Je ne sais pas si on peut faire machine arrière ou tout le moins mettre les freins dans notre "belle société" capitaliste. Tout y est axé sur la performance, au détriment de l'individu. On dirait même que l'Individu lui-même est entrain de se dire: "Pour faire partie du clan, il faut que je sois performant", et que cette valeur devient la règle. Je parle de l'école, du travail, de la "réussite" sociale, d'être beau comme dans les pubs...Et en arrière de la performance, qui est un concept qui n'a pas de fin ni de limites, il y a la peur de ne pas performer *assez*! La peur...c'est malheureusement une base de notre belle société actuelle...Peur du voisin, peur de la différence, peur du feu, peur de la maladie, peur de ne pas être à la hauteur... L'état de peur est un sentiment viscéral, difficile à raisonner, dont on ne veut pas parler et qui nous isole.

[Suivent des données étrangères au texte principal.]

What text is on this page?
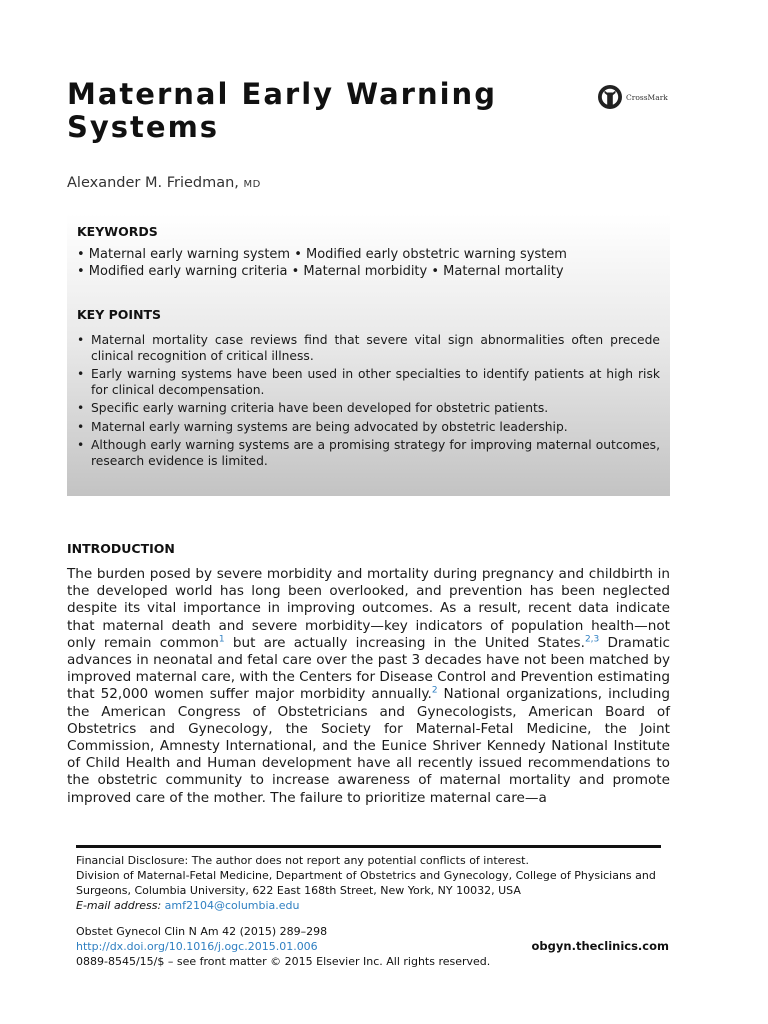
Maternal Early Warning Systems
CrossMark
Alexander M. Friedman, MD

KEYWORDS

• Maternal early warning system • Modified early obstetric warning system
• Modified early warning criteria • Maternal morbidity • Maternal mortality

KEY POINTS

• Maternal mortality case reviews find that severe vital sign abnormalities often precede clinical recognition of critical illness.
• Early warning systems have been used in other specialties to identify patients at high risk for clinical decompensation.
• Specific early warning criteria have been developed for obstetric patients.
• Maternal early warning systems are being advocated by obstetric leadership.
• Although early warning systems are a promising strategy for improving maternal outcomes, research evidence is limited.
INTRODUCTION

The burden posed by severe morbidity and mortality during pregnancy and childbirth in the developed world has long been overlooked, and prevention has been neglected despite its vital importance in improving outcomes. As a result, recent data indicate that maternal death and severe morbidity—key indicators of population health—not only remain common$^1$ but are actually increasing in the United States.$^{2,3}$ Dramatic advances in neonatal and fetal care over the past 3 decades have not been matched by improved maternal care, with the Centers for Disease Control and Prevention estimating that 52,000 women suffer major morbidity annually.$^2$ National organizations, including the American Congress of Obstetricians and Gynecologists, American Board of Obstetrics and Gynecology, the Society for Maternal-Fetal Medicine, the Joint Commission, Amnesty International, and the Eunice Shriver Kennedy National Institute of Child Health and Human development have all recently issued recommendations to the obstetric community to increase awareness of maternal mortality and promote improved care of the mother. The failure to prioritize maternal care—a

Financial Disclosure: The author does not report any potential conflicts of interest.
Division of Maternal-Fetal Medicine, Department of Obstetrics and Gynecology, College of Physicians and Surgeons, Columbia University, 622 East 168th Street, New York, NY 10032, USA
E-mail address: amf2104@columbia.edu
Obstet Gynecol Clin N Am 42 (2015) 289–298
http://dx.doi.org/10.1016/j.ogc.2015.01.006
0889-8545/15/$ – see front matter © 2015 Elsevier Inc. All rights reserved.
obgyn.theclinics.com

Et la peur de quoi au juste? C'est ce à quoi je tente de relativiser tous les jours...pour ne pas revivre la dépression. Car la peur est une des multiples facettes de la dépression. C'est là mon analyse, bien personnelle...
ouch ... sujet délicat et très actuel... je pense qu'il y a une part d'inné ou de prédisposition chez certains... et puis les évènements dans une vie qui t'épargne ou au contraire qui t'égratigne beaucoup ... et à ce jeu là on est franchement pas tous égaux...
la structure sociale, sociétale bien sûr n'arrange pas forcément les choses, c'est un ensemble explosif tout ça.... je ne connais pas la dépression perso mais je n'ai pas envie de tester un jour, ça c'est sûr... mais je ne donne pas cher de ma peau si demain mon conjoint me quitte ou un de mes enfants tombe gravement malade
Laurence--) Il faut faire attention à la notion d'hérédité dans ce contexte... Il y a certainement des gènes prédisposants, on constate de plus en plus que nous avons des gènes prédisposants pour tout et son contraire et que c'est l'épigénétique le contexte pour que le gène s'exprime qui est important. Que des familles créent des conditions favorables c'est évident.
la croissance rapide des nombres beaucoup plus rapide que la croissance des populations me laisse croire que le facteur génétique n'est pas si important, enfin certainement moins important que l'utilisation des plastifiants perturbateurs endocriniens
M-J--) tu mets le doigt sur le concept de productivité... et tu as bien raison. la financiarisation du monde nous coupe du sens de l'action. Il est devenu impossible de justifier notre travail parce qu'on nourrit les nôtres, la distance est trop grande, et même si on apporte toute sa paie à la maison, les besoins créés sont tellement immenses que le morceau de viande que nous avons chassé ne semble jamais les rassasier, n'est jamais suffisant.
Quand à l'idée de peur... je n,avais jamais réfléchi vraiment dans cette direction, mais elle est passionnante. je vais chercher.